Natural Herbie’s seasonal record stands at 17-6-3-3 and he has not been worse than third in his nine trips to the post since July 25. Four of his six 2017 trips to the winner’s circle have come since Aug. 26.

Natural Herbie will have earned more than $100,000 in each of the six years he has competed if he finishes first or second in Friday evening’s fourth race, which is a $50,000 Indiana Sire Stakes final for older horses and geldings. The gelding is the 3-1 second choice on the morning line behind Bridge To Jesse's (5-2, post position five, John DeLong) and will begin trotting right beside the favorite from post four.

“He is finally getting back to himself,” Yoder said. “I had three vets tell me to stop with him because he had a suspensory injury in his left rear hind.
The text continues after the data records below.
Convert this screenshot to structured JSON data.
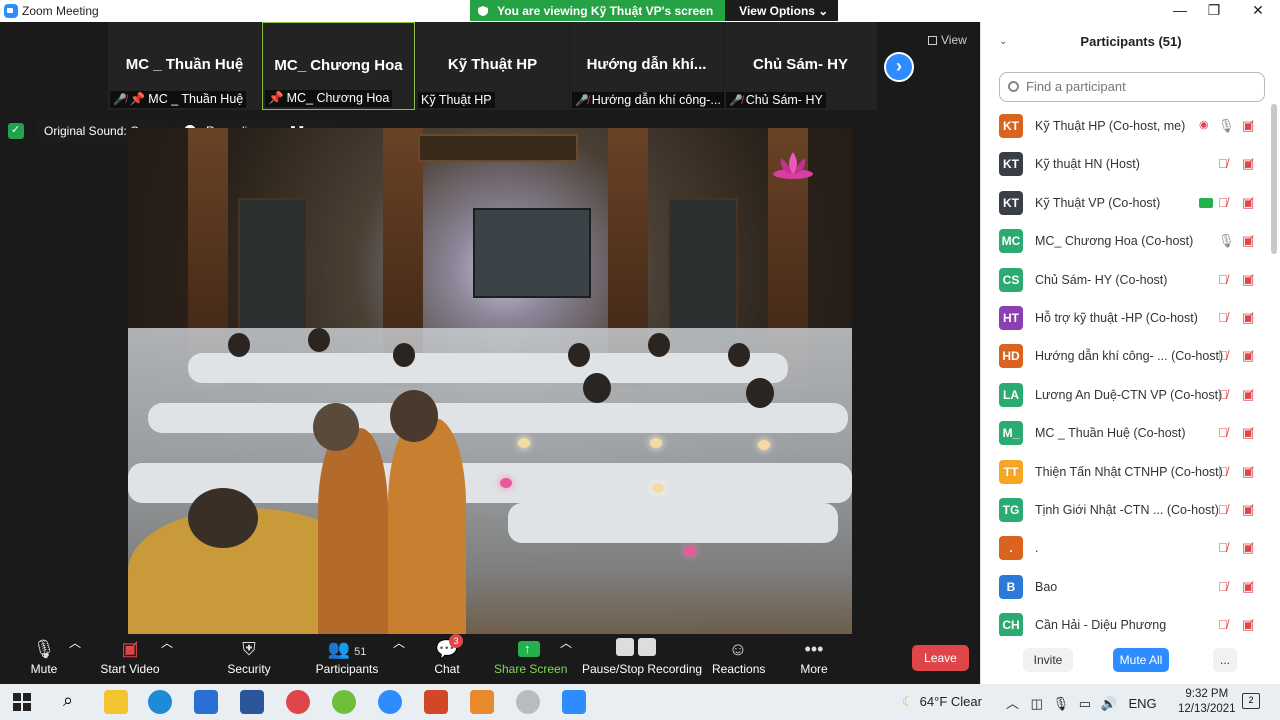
{
  "window": {
    "title": "Zoom Meeting",
    "minimize": "—",
    "maximize": "❐",
    "close": "✕"
  },
  "share_banner": {
    "text": "You are viewing Kỹ Thuật VP's screen",
    "view_options": "View Options ⌄"
  },
  "thumbnails": [
    {
      "big": "MC _ Thuần Huệ",
      "small": "MC _ Thuần Huệ",
      "muted": true,
      "pinned": true,
      "active": false
    },
    {
      "big": "MC_ Chương Hoa",
      "small": "MC_ Chương Hoa",
      "muted": false,
      "pinned": true,
      "active": true
    },
    {
      "big": "Kỹ Thuật HP",
      "small": "Kỹ Thuật HP",
      "muted": false,
      "pinned": false,
      "active": false
    },
    {
      "big": "Hướng  dẫn  khí...",
      "small": "Hướng dẫn khí công-...",
      "muted": true,
      "pinned": false,
      "active": false
    },
    {
      "big": "Chủ Sám- HY",
      "small": "Chủ Sám- HY",
      "muted": true,
      "pinned": false,
      "active": false
    }
  ],
  "view_button": "View",
  "sound": {
    "label": "Original Sound: On",
    "recording": "Recording..."
  },
  "toolbar": {
    "mute": "Mute",
    "start_video": "Start Video",
    "security": "Security",
    "participants": "Participants",
    "participants_count": "51",
    "chat": "Chat",
    "chat_badge": "3",
    "share_screen": "Share Screen",
    "pause_recording": "Pause/Stop Recording",
    "reactions": "Reactions",
    "more": "More",
    "leave": "Leave"
  },
  "panel": {
    "title": "Participants (51)",
    "search_placeholder": "Find a participant",
    "invite": "Invite",
    "mute_all": "Mute All",
    "more": "...",
    "participants": [
      {
        "initials": "KT",
        "name": "Kỹ Thuật HP (Co-host, me)",
        "color": "#d9631f",
        "extra": "rec",
        "mic": "on"
      },
      {
        "initials": "KT",
        "name": "Kỹ thuật HN (Host)",
        "color": "#3a3f47",
        "extra": "",
        "mic": "off"
      },
      {
        "initials": "KT",
        "name": "Kỹ Thuật VP (Co-host)",
        "color": "#3a3f47",
        "extra": "share",
        "mic": "off"
      },
      {
        "initials": "MC",
        "name": "MC_ Chương Hoa (Co-host)",
        "color": "#2bab71",
        "extra": "",
        "mic": "on"
      },
      {
        "initials": "CS",
        "name": "Chủ Sám- HY (Co-host)",
        "color": "#2bab71",
        "extra": "",
        "mic": "off"
      },
      {
        "initials": "HT",
        "name": "Hỗ trợ kỹ thuật -HP (Co-host)",
        "color": "#8a3fb3",
        "extra": "",
        "mic": "off"
      },
      {
        "initials": "HD",
        "name": "Hướng dẫn khí công- ... (Co-host)",
        "color": "#d9631f",
        "extra": "",
        "mic": "off"
      },
      {
        "initials": "LA",
        "name": "Lương An Duệ-CTN VP (Co-host)",
        "color": "#2bab71",
        "extra": "",
        "mic": "off"
      },
      {
        "initials": "M_",
        "name": "MC _ Thuần Huệ (Co-host)",
        "color": "#2bab71",
        "extra": "",
        "mic": "off"
      },
      {
        "initials": "TT",
        "name": "Thiện Tấn Nhật CTNHP (Co-host)",
        "color": "#f5a623",
        "extra": "",
        "mic": "off"
      },
      {
        "initials": "TG",
        "name": "Tịnh Giới Nhật -CTN ...   (Co-host)",
        "color": "#2bab71",
        "extra": "",
        "mic": "off"
      },
      {
        "initials": ".",
        "name": ".",
        "color": "#d9631f",
        "extra": "",
        "mic": "off"
      },
      {
        "initials": "B",
        "name": "Bao",
        "color": "#2d7ad6",
        "extra": "",
        "mic": "off"
      },
      {
        "initials": "CH",
        "name": "Cần Hải - Diệu Phương",
        "color": "#2bab71",
        "extra": "",
        "mic": "off"
      }
    ]
  },
  "taskbar": {
    "weather": "64°F  Clear",
    "language": "ENG",
    "time": "9:32 PM",
    "date": "12/13/2021",
    "notifications": "2"
  }
}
They said he could never come back and be the same horse.

“It was so rewarding for me when he equaled the track record after returning from that suspensory. He is a special horse and he loves to race so much, I did not want to take that away from him. So we gave him all the time he needed and it all worked out for him.”
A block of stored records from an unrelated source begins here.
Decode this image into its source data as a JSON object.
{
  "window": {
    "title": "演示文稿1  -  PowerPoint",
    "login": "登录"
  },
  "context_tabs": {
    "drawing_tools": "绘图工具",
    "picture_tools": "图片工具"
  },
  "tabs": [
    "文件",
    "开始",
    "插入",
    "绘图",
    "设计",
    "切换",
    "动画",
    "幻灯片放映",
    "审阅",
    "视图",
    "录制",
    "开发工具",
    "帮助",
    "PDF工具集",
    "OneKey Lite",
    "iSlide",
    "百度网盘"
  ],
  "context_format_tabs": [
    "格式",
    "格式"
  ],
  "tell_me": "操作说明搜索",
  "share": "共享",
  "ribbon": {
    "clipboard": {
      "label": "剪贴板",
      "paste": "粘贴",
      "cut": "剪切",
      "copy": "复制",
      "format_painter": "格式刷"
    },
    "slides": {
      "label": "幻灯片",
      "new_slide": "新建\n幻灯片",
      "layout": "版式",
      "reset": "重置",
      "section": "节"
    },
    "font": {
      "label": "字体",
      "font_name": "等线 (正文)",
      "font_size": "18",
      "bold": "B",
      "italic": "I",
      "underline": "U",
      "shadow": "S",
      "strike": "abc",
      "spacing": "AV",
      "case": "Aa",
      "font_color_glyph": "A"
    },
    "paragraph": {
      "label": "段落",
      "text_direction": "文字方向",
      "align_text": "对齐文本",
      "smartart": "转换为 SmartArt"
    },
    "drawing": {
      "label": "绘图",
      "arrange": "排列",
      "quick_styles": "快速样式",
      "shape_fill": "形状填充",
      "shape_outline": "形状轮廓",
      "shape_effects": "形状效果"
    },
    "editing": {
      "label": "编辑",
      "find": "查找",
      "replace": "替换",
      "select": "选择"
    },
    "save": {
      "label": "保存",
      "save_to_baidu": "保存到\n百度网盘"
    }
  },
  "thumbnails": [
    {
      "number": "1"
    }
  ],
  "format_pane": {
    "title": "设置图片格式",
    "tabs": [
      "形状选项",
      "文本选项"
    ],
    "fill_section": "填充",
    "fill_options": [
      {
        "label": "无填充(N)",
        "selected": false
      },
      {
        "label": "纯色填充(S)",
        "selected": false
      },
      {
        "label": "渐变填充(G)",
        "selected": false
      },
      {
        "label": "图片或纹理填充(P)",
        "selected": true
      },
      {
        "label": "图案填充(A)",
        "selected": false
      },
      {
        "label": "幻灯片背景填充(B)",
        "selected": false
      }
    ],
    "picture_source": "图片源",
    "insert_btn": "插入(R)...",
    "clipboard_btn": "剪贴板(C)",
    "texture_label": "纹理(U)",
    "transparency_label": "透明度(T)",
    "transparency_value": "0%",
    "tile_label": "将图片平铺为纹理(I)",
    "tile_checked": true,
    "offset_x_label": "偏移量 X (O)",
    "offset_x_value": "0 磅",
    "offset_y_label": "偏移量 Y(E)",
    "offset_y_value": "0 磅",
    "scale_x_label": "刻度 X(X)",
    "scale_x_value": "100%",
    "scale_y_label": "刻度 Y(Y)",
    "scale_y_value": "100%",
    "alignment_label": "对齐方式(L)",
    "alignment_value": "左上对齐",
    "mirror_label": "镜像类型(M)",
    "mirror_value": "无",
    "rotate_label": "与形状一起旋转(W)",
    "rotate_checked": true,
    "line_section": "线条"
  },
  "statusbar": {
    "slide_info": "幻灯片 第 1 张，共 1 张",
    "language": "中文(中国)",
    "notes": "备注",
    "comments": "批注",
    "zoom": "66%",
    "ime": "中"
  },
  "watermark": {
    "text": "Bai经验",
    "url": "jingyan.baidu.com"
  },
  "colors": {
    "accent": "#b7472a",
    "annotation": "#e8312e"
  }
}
Throughout most of this year, Yoder, who is the sole owner of the gelding, kept steel shoes on him and made the switch to aluminum recently.

“He has never went in under 1:54 unless he has aluminum shoes on,” he said. “Since I made that change he keeps improving. He was right there in the Centaur (Trot) and he had a great chance to win, but he just ran out of real estate.”

Although Yoder easily describes some of the difficulties he had training down O So Easy, the same circumstances never applied with Natural Herbie.

“He never wins by very much and I think the only time he did it was by like seven lengths,” Yoder said. “And that was because I tricked him. I tried to do it again when he was on the lead and started acting like he was race driving a ways before the finish by hooping and hollering at him. He just flicked his ears back at me and then forward again. He was onto me and it was like he was saying, ‘Are you kidding me? You think I’m going to fall for that from you again? You are not going to fool me twice.’ That’s what makes great horses; when they have their own personality and are that intelligent.”

Yoder is certainly aware Hoosier Park will host the 34th edition of the Breeders Crown on Oct. 27 and Oct. 28, but his horses will more than likely be enjoying the sunshine in Florida.

“I just said the other day I’m ready to head to Florida on Saturday morning (Oct. 14),” he said. “I checked into the Breeders Crown but decided 12 starts was more than enough for a 2-year-old trotting filly and Herbie is racing well now. We’ll turn out for a few months, then bring them back and hope they continue just as well next year.”